Sunday, October 24, 2010

When I can read my titles clear.

What is it about old things? I can't get enough of them. Cream fabric so transparent it only hovers behind the light, streamlines its rays. Seething with jealousy over girls who have all the time and money in the world to find and mend ancient dresses hurts. Acknowledging my material ambitions hurts. If I really meant what I have been meaning to say I would set my sights on owning nothing. Not even the gorgeous old Orthodox icon of the Prophet Elijah. By nothing, I really mean nothing. Or maybe just a flint and a knife. What good is nesting, anyway? Once a home in arranged there is nothing wise or deliberate in the meticulous re-positioning of delicate stuff. It's all just something nice to look at. I want it all, though. All the pretty things. You'd think New England would be good for this sort of thing, but Brighton is a far cry from seaside villages and drinking coffee on porches.

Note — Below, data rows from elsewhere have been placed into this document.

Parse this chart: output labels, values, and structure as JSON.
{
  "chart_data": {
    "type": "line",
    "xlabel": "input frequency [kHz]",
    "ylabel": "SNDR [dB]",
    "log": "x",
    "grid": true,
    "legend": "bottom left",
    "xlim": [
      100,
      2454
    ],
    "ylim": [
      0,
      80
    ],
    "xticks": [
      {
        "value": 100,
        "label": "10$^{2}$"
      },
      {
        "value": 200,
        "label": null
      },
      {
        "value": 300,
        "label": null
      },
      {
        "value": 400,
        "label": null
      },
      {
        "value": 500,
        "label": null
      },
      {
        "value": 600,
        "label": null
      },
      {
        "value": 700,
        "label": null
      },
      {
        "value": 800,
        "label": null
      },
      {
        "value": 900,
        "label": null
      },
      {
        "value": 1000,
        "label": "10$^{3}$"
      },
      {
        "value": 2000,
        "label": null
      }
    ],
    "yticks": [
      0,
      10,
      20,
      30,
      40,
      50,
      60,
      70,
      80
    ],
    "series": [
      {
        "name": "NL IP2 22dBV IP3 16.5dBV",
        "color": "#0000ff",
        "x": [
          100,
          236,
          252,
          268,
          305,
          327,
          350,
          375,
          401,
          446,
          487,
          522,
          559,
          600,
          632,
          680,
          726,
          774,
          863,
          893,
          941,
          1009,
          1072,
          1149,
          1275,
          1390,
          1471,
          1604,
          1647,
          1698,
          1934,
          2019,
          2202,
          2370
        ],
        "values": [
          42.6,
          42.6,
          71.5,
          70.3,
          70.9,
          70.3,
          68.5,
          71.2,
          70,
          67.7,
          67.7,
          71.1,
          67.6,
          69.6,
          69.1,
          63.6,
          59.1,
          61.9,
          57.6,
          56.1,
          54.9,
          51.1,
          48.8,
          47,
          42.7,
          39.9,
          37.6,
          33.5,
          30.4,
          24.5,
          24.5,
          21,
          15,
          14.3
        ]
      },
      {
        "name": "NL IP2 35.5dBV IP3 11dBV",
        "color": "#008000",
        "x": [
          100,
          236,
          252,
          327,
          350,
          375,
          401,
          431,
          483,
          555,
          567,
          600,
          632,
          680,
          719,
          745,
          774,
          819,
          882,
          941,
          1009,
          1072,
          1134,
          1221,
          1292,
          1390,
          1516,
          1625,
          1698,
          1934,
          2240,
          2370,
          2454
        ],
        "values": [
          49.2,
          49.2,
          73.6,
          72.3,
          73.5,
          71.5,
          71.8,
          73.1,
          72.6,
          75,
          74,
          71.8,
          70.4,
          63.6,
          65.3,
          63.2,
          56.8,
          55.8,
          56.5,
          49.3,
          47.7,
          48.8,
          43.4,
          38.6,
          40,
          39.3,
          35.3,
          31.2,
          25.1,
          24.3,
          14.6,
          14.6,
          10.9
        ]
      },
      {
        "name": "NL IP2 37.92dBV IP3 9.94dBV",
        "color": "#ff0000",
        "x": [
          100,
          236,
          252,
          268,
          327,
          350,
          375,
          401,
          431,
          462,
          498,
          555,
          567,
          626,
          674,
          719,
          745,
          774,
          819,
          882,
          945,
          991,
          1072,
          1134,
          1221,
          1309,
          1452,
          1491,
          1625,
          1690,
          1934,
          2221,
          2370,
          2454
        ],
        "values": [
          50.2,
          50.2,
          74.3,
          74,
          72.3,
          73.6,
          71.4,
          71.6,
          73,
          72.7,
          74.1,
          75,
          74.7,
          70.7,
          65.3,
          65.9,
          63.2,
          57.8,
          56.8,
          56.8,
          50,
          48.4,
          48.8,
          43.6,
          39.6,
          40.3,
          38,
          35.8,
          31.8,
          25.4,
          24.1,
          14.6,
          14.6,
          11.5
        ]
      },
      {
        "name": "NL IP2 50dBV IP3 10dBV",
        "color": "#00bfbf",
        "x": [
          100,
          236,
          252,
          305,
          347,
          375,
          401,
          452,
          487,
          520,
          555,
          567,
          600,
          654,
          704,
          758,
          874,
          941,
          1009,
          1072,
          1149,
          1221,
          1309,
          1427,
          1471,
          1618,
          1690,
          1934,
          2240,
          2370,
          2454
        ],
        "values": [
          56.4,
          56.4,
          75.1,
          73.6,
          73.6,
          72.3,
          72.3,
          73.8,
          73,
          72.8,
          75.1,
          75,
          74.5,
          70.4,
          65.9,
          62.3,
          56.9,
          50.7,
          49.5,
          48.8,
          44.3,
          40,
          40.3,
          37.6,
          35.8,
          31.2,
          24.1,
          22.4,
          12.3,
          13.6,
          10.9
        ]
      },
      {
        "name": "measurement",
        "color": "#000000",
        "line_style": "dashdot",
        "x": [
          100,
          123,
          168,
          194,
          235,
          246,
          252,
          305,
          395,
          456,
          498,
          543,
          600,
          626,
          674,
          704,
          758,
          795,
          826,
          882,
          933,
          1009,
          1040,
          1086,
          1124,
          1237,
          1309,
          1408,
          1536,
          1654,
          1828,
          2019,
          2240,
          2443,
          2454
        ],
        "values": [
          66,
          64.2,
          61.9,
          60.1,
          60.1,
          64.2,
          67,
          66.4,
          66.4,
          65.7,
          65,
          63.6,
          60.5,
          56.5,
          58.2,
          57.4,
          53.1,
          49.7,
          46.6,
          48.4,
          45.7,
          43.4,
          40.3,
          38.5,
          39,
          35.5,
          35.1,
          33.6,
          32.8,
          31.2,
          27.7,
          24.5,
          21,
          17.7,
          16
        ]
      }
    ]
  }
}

A city is a gloomy prospect when there is no escaping it. My greatest wish is for a way out, once in a while. The thought of the woods gnaws at my bones. Walden Pond, the Cathedral of the Pines, the Blue Mountains. A quick daytrip by car, a little too far of a walk. I look outside of my window and literally four dirty brick walls obstruct my view of anything else. Not a speck of green. Sometimes it is so bleak I want to blow all of my grocery money on a train ride West. Over and across the Rockies! I tried raising plants on our windowsills, but it is too cold for them. Our heater doesn't work, can you imagine that? It's already 40 degrees and all of the plants freeze to death. Good Lord. Not a single green things survives in this apartment. Please be thankful for the trees outside of your windows, friends. Even if the songbirds are too noisy in the mornings.

What am I doing in the city? When in this sweet world will I get to come home?